Let There Be Love is a British sitcom which aired for two seasons from 1982 to 1983. It was created by the sitcom writing team of Johnnie Mortimer and Brian Cooke, and it starred Paul Eddington (who was also starring in the BBC's Yes Minister at the same time this sitcom went out), Nanette Newman and Henry McGee (who, likewise, also played straight man to Benny Hill at the same time).

It was made by Thames Television for the ITV network.

==Plot==
Middle-aged and middle-class Timothy Love (played by Eddington) is a confirmed bachelor who is nonetheless happy with his marital status and his life; since he has a good job, plenty of money, the availability of girlfriends whenever he wants them, and cherished freedom. Until a mother-of-three, Judy (played by Newman) enters his life. Timothy will find Judy different to all the other women he has courted in the past; in contrast with all the others, Judy is the type of woman with which he feels he can 'settle down'. They become engaged, and Timothy's realising of the effort he has to do to change his life and do away with his old individualism will prove the main theme of the show.

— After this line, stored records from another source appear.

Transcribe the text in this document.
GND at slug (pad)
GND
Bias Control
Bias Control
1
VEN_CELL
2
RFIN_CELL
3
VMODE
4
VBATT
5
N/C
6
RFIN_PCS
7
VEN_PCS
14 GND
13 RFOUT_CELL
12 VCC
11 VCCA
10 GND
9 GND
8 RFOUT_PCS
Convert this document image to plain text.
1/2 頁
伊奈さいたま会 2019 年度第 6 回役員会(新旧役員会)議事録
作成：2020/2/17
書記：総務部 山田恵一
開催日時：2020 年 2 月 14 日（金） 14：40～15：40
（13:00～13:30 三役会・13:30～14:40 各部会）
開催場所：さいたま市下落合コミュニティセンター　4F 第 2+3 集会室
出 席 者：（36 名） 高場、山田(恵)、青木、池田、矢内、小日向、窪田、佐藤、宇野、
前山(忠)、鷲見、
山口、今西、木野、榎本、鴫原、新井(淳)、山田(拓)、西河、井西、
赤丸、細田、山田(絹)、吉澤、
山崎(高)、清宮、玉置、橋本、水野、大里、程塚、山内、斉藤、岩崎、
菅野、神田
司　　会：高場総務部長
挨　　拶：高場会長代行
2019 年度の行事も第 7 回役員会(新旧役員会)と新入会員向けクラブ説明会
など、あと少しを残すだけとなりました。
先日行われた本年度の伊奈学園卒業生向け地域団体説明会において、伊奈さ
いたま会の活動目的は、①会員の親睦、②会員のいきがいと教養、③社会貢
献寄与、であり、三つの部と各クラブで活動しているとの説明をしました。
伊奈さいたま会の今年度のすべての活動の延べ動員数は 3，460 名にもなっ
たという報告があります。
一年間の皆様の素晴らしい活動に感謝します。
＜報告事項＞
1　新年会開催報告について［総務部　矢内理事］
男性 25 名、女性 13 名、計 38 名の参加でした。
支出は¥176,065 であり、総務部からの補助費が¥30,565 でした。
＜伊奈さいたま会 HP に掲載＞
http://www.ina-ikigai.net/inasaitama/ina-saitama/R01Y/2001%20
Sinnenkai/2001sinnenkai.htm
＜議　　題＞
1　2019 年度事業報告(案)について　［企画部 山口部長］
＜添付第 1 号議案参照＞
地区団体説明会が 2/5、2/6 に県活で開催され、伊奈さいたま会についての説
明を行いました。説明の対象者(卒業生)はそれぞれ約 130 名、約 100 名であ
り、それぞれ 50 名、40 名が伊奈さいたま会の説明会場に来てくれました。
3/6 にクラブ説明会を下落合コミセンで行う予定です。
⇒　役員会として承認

Judy and Timothy are married at the end of the first series, and in the second Timothy has to adapt to step-fathering Judy's children Charles (played by Nolan), Edward (played by Morrison) and Elizabeth (played by Gambold), as well as come to terms with his parents-in-law (played by March and Welsh), as well as taking care of Judy's Alsatian dog. Another important character in the show is Timothy's business partner Dennis Newberry (played by McGee) in their advertising agency, and who would good-naturedly offer 'help' (i.e. hindrance) Timothy in adapting to his life with Judy.

==Episodes==

===Series 1 (1982)===
- 1.1. Little Things Mean A Lot (4 January 1982)
- 1.2. Getting To Know You (11 January 1982)
- 1.3. Dad's The Word (18 January 1982)
- 1.4. Man And Superman (25 January 1982)
- 1.5. Your Place Or Mine (1 February 1982)
- 1.6. In Sickness And in Health (8 February 1982)

===Series 2 (1983)===
- 2.1. Crime And Punishment (10 March 1983)
- 2.2. Fool's Mate (17 March 1983)
- 2.3. Love in Bloom (24 March 1983)
- 2.4. If The Nightie Fits (31 March 1983)
- 2.5. Spilling The Beans (7 April 1983)
- 2.6. Love Me, Love My Dog (14 April 1983)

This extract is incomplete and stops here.